Die Axiomatisierung kann, wie oben gezeigt, über Axiome aus RDF(S) wie z.B. rdfs:domain
und rdfs:range
erfolgen. Für komplexere Axiomatisierungen verwendet man heute OWL2 Elemente aus verschiedenen OWL language profiles, darunter insbesondere Axiome vom Typ Restriction. OWL2 ist eine mächtige Logiksprache, die zu beherrschen allerdings einen erhebliches formal-logisches Hintergrundwissen voraussetzt.
Will man eine Ontologie selber bauen?#
In OWL eine Ontologie zu formulieren und mit anderen Ontologien zu vernetzen ist “rocket science”. Schon SKOS zu bauen (und mit SKOS-XL vorsichtig zu erweitern) hat sich in den 2005er Jahren lange hingezogen und viel Expertise erfordert. Eine große Herausforderung jeder neuen Ontologie besteht darin, die Interoperabilität und Komplementarität mit existierenden Ontologien aufrecht zu erhalten. Selbst wenn existierende Ontologien die eigene Weltsicht nur teilweise abbilden: Will man die eigene Weltsicht wirklich mit einer eigenen Ontologie konkurrierend an den Markt bringen?
Vor allem aber verkörpern Ontologien auch philosophische Sichtweisen auf die Welt – insbesondere auch solche, die nicht kompatibel, sondern konkurrierend sind. Die Recherche nach geeigneten Bezugs-Ontologien ist mühsam, da der formale OWL-Code von Ontologien ohne eine gute – und das heiß auch: anschauliche – Dokumentation kaum verständlich ist. Existierende Ontologien als Bezugspunkt auszuwählen erfordert insbesondere auch ein Verständnis der philosophischen Ontologie der jeweiligen Bezüge. Der vorliegende Aufsatz versucht, zu einem solchen Verständnis mit Bezug auf SKOS und WordNet beizutragen, die für Terminologen wichtige Bezugspunkte sind.

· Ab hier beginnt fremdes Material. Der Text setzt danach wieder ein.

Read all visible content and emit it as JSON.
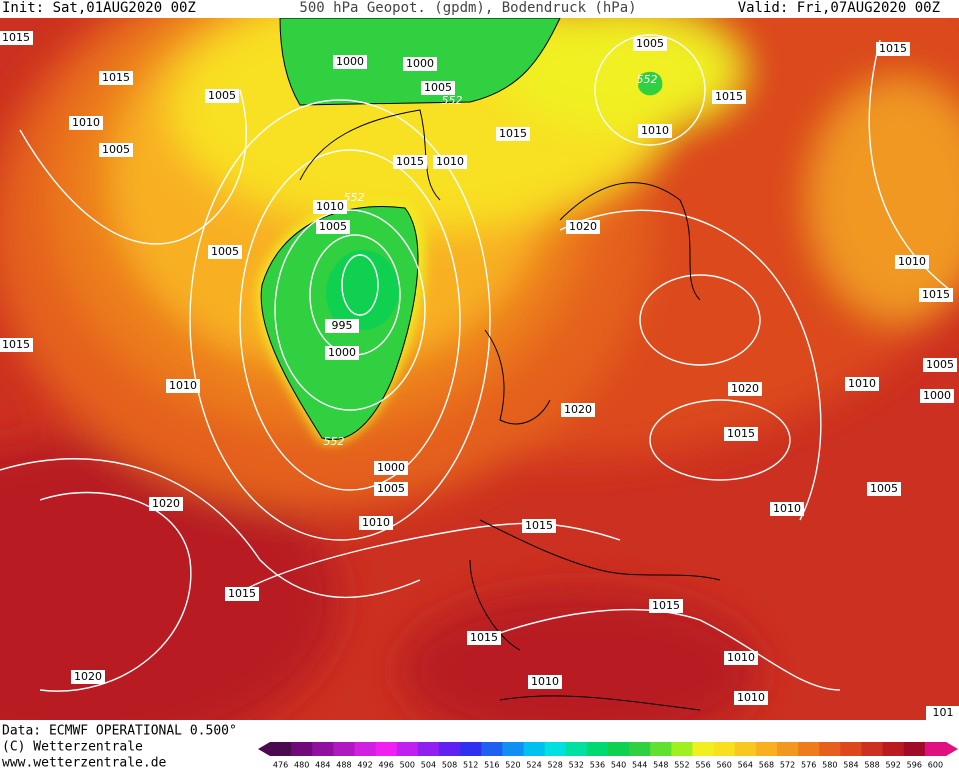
{
  "header": {
    "init": "Init: Sat,01AUG2020 00Z",
    "title": "500 hPa Geopot. (gpdm), Bodendruck (hPa)",
    "valid": "Valid: Fri,07AUG2020 00Z"
  },
  "footer": {
    "source": "Data: ECMWF OPERATIONAL 0.500°",
    "copyright": "(C) Wetterzentrale",
    "url": "www.wetterzentrale.de"
  },
  "isobar_labels": [
    "1015",
    "1015",
    "1005",
    "1010",
    "1005",
    "1000",
    "1000",
    "1005",
    "1005",
    "1015",
    "1015",
    "1010",
    "1015",
    "1015",
    "1010",
    "1010",
    "1005",
    "1020",
    "1005",
    "1010",
    "1015",
    "995",
    "1000",
    "1015",
    "1010",
    "1010",
    "1005",
    "1000",
    "1020",
    "1020",
    "1015",
    "1000",
    "1005",
    "1005",
    "1010",
    "1010",
    "1020",
    "1015",
    "1015",
    "1015",
    "1015",
    "1010",
    "1020",
    "1010",
    "1010",
    "101"
  ],
  "geopotential_labels": [
    "552",
    "552",
    "552",
    "552"
  ],
  "colorbar": {
    "labels": [
      476,
      480,
      484,
      488,
      492,
      496,
      500,
      504,
      508,
      512,
      516,
      520,
      524,
      528,
      532,
      536,
      540,
      544,
      548,
      552,
      556,
      560,
      564,
      568,
      572,
      576,
      580,
      584,
      588,
      592,
      596,
      600
    ],
    "colors": [
      "#4b0a50",
      "#700a78",
      "#9010a0",
      "#b018c0",
      "#d020e0",
      "#f020f0",
      "#c020f0",
      "#9020f0",
      "#6020f0",
      "#3030f0",
      "#2060f0",
      "#1090f0",
      "#00c0f0",
      "#00e0e0",
      "#00e0a0",
      "#00d870",
      "#10d050",
      "#30d040",
      "#60e030",
      "#a0f020",
      "#f0f020",
      "#f8e020",
      "#f8c820",
      "#f8b020",
      "#f09820",
      "#ec7c1c",
      "#e4601c",
      "#dc481c",
      "#cc3020",
      "#b81c20",
      "#a00c28",
      "#e01080"
    ]
  }
}
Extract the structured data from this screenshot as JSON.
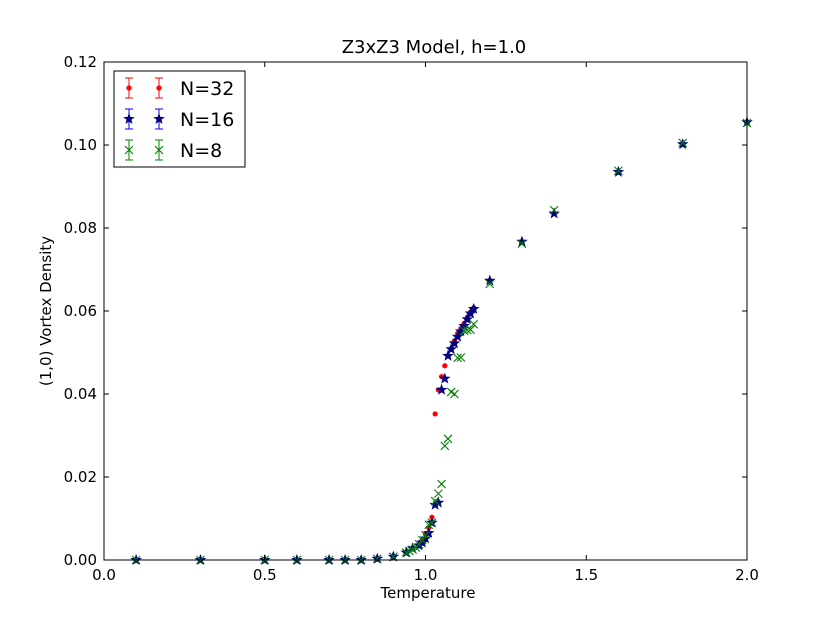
{
  "chart_data": {
    "type": "scatter",
    "title": "Z3xZ3 Model, h=1.0",
    "xlabel": "Temperature",
    "ylabel": "(1,0) Vortex Density",
    "xlim": [
      0.0,
      2.0
    ],
    "ylim": [
      0.0,
      0.12
    ],
    "xticks": [
      "0.0",
      "0.5",
      "1.0",
      "1.5",
      "2.0"
    ],
    "yticks": [
      "0.00",
      "0.02",
      "0.04",
      "0.06",
      "0.08",
      "0.10",
      "0.12"
    ],
    "grid": false,
    "legend_position": "top-left",
    "series": [
      {
        "name": "N=32",
        "color": "#ff0000",
        "marker": "dot",
        "x": [
          0.1,
          0.3,
          0.5,
          0.6,
          0.7,
          0.75,
          0.8,
          0.85,
          0.9,
          0.94,
          0.96,
          0.98,
          0.99,
          1.0,
          1.01,
          1.02,
          1.03,
          1.04,
          1.05,
          1.06,
          1.07,
          1.08,
          1.09,
          1.1,
          1.11,
          1.12,
          1.13,
          1.14,
          1.15,
          1.2,
          1.3,
          1.4,
          1.6,
          1.8,
          2.0
        ],
        "y": [
          0.0,
          0.0,
          0.0,
          0.0,
          0.0,
          0.0,
          0.0,
          0.0003,
          0.0008,
          0.0018,
          0.0028,
          0.0038,
          0.0048,
          0.0062,
          0.0078,
          0.0103,
          0.0352,
          0.041,
          0.0442,
          0.0468,
          0.0492,
          0.051,
          0.0528,
          0.0546,
          0.0558,
          0.057,
          0.0585,
          0.0597,
          0.0608,
          0.0673,
          0.0765,
          0.0836,
          0.0935,
          0.1003,
          0.1055
        ]
      },
      {
        "name": "N=16",
        "color": "#0000ff",
        "marker": "star",
        "x": [
          0.1,
          0.3,
          0.5,
          0.6,
          0.7,
          0.75,
          0.8,
          0.85,
          0.9,
          0.94,
          0.96,
          0.98,
          0.99,
          1.0,
          1.01,
          1.02,
          1.03,
          1.04,
          1.05,
          1.06,
          1.07,
          1.08,
          1.09,
          1.1,
          1.11,
          1.12,
          1.13,
          1.14,
          1.15,
          1.2,
          1.3,
          1.4,
          1.6,
          1.8,
          2.0
        ],
        "y": [
          0.0,
          0.0,
          0.0,
          0.0,
          0.0,
          0.0,
          0.0,
          0.0003,
          0.0008,
          0.0018,
          0.0028,
          0.0035,
          0.0042,
          0.0052,
          0.0065,
          0.009,
          0.0133,
          0.0138,
          0.041,
          0.0437,
          0.0492,
          0.0508,
          0.0522,
          0.0538,
          0.0551,
          0.0564,
          0.058,
          0.0594,
          0.0605,
          0.0673,
          0.0767,
          0.0835,
          0.0935,
          0.1002,
          0.1055
        ]
      },
      {
        "name": "N=8",
        "color": "#008000",
        "marker": "x",
        "x": [
          0.1,
          0.3,
          0.5,
          0.6,
          0.7,
          0.75,
          0.8,
          0.85,
          0.9,
          0.94,
          0.95,
          0.96,
          0.97,
          0.98,
          0.99,
          1.0,
          1.01,
          1.02,
          1.03,
          1.04,
          1.05,
          1.06,
          1.07,
          1.08,
          1.09,
          1.1,
          1.11,
          1.12,
          1.13,
          1.14,
          1.15,
          1.2,
          1.3,
          1.4,
          1.6,
          1.8,
          2.0
        ],
        "y": [
          0.0,
          0.0,
          0.0,
          0.0,
          0.0,
          0.0,
          0.0,
          0.0003,
          0.0008,
          0.0018,
          0.0022,
          0.0025,
          0.003,
          0.0038,
          0.0048,
          0.006,
          0.0085,
          0.009,
          0.0142,
          0.016,
          0.0183,
          0.0275,
          0.0292,
          0.0405,
          0.04,
          0.0487,
          0.0488,
          0.0552,
          0.0554,
          0.0555,
          0.0568,
          0.0665,
          0.0762,
          0.0843,
          0.0938,
          0.1005,
          0.1053
        ]
      }
    ]
  }
}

Das Verzeichnis Linked Open Vocabularies (LOV) verzeichnet knapp 800 (Stand Nov 2022) als Ontologie axiomatisierte Vokabulare, u.A. auch SKOS. Hier werden tausende von Begriffen und Relationen z.T. rudimentär, z.T. sehr komplex axiomatisiert. Damit liegt de facto eine modularisierte und verteilte, oft überraschend durchdachte, nicht immer leicht verständliche und nicht immer konsistente Open-Source Terminologie bereits vor.
Wozu Ontologien?#
Auch wenn man keine eigene Ontologie herstellen will bietet das Ökosystem “Semantic Web” einiges an Mehrwert. Wenn man ein firmen-internes Datenschemata auf die TBox existierender Ontologien mappt, und/oder die eigenen (hier: Termonologie-) Daten als Instanzen von Klassen aus existierenden Ontologien anlegt, macht man diese Daten für Zweit- und Mehrfachnutzungen nutzbar. Ist man zusätzlich an Interoperabilität interessiert, nimmt man idealerweise auf kleine, benutzbare, anerkannte Ontologien Bezug.
Wann immer man in einem Knowledge Graph über den Typ eines Knotens (z.B. “Schnitzel”: Das Schnitzel “an sich”? Eine Klasse in einer Nahrungsmittel-Ontologie? Ein Begriff in einem Vokabular? Ein mehrdeutiges Wort in einem Text?) oder die ableitbare Domain und Range einer Relation Auskunft geben will, kann man diesen Knoten zu einer öffentlichen Ontologie in Bezug setzen – falls man damit leben kann, wie der fragliche Begriff in der jeweiligen Ontologie axiomatisiert wurde. Alternativ zur anspruchsvollen Strategie, auf einen in einer Ontologie axiomatisierten Begriff zu verweisen bietet sich auch die schwächere Strategie an, lediglich auf Begriffe aus einer nicht formal axiomatierten Terminologie, sondern z.B. in SKOS formulierten Terminologie zu verweisen.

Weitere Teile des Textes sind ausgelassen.